Vision & History

EPSY was established in 1969, during the creation of the College of Education. Eight individuals have served at the level of department head:

  • Dr. Arthur J. Roach, Jr. 1971-1979
  • Dr. Christopher Borman 1979-1984
  • Dr. Michael J. Ash 1984-1992
  • Dr. Bruce Thompson 1992-1994
  • Dr. Patricia Alexander (Interim) 1994-1995
  • Dr. Douglas J. Palmer 1995-2003
  • Dr. Victor L. Willson (Interim) 2003-2004
  • Dr. Michael R. Benz 2004-2008
  • Dr. Victor L. Willson, 2008-present

EPSY has developed a strong national recognition for its research and academics, and has established a high level of collegiality both within the program areas and across the department for its faculty, staff and students.

Strategic Plan

EPSY strives to promote and maintain collaborative teaching and research activity within the department and across the College and University.
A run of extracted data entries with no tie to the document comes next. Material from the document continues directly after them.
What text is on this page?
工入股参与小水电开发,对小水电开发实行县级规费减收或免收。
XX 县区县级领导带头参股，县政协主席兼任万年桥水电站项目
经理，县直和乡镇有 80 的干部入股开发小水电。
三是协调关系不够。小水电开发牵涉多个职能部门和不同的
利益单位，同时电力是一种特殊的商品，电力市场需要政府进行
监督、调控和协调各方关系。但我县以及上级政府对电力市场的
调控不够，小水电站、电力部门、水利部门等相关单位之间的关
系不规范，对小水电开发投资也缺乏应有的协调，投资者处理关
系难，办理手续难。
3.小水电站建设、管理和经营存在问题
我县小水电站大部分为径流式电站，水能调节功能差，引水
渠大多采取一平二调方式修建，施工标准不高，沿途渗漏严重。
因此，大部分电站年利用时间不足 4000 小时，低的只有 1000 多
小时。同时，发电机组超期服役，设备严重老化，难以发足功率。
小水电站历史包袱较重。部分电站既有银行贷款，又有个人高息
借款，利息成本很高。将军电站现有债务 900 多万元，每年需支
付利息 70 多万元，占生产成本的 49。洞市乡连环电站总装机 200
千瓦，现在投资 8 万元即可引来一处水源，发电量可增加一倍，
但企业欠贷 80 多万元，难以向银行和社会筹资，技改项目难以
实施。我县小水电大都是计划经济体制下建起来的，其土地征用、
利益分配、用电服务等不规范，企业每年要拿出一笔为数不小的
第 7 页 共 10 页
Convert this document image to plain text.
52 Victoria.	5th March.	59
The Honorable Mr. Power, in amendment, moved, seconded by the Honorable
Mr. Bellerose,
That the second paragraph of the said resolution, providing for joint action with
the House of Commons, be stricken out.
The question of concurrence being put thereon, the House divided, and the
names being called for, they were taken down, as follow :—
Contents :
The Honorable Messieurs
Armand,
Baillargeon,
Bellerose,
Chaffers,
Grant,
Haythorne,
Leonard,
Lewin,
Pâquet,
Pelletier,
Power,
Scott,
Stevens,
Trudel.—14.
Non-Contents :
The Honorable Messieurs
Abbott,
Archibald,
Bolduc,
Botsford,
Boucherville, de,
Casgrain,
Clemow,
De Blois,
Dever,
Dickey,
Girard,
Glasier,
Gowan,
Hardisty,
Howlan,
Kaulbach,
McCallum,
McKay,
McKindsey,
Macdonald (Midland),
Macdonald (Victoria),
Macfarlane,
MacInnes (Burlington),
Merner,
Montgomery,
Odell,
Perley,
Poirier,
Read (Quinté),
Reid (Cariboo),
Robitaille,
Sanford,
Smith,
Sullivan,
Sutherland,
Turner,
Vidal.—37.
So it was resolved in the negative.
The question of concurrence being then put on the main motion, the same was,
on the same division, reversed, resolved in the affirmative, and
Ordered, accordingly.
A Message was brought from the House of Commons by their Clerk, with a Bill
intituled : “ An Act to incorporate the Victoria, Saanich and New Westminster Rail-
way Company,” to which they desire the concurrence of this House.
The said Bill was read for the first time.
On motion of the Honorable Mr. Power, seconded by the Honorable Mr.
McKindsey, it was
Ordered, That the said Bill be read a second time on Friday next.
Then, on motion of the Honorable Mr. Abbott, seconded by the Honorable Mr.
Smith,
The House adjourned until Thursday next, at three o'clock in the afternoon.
The 1977 Strategic Plan established a four-fold plan for the college in the areas of international activity, diversity, technology and high impact research and instructional programs.

International Activity

  1. Enhance faculty activity in relation to international programs.
  2. Increase international learning opportunities for graduate and undergraduate students.
  3. Seek additional resources for faculty and students.
  4. Seek quality international students to enhance programs.

Diversity

  1. Increase the department population of students of color and provide resources for them.
  2. Develop a curriculum to address issues associated with diverse populations.
  3. Develop research opportunities for delivery of educational and/or psychological services to diverse populations

Technology

  1. Improve electronic communication between students and faculty.
  2. Increase use of technology in course offerings.
  3. Improve access to technology for students and faculty.
  4. Increase usage of technology for continuing education.

High Impact Research and Instructional Programs

  1. Faculty involvement and documented impact of their instructional, research and service efforts.
  2. Increase faculty involvement in extramural funding activities.
  3. Accreditation of programs.
  4. Increase quality of graduate working in higher education settings in positions of leadership.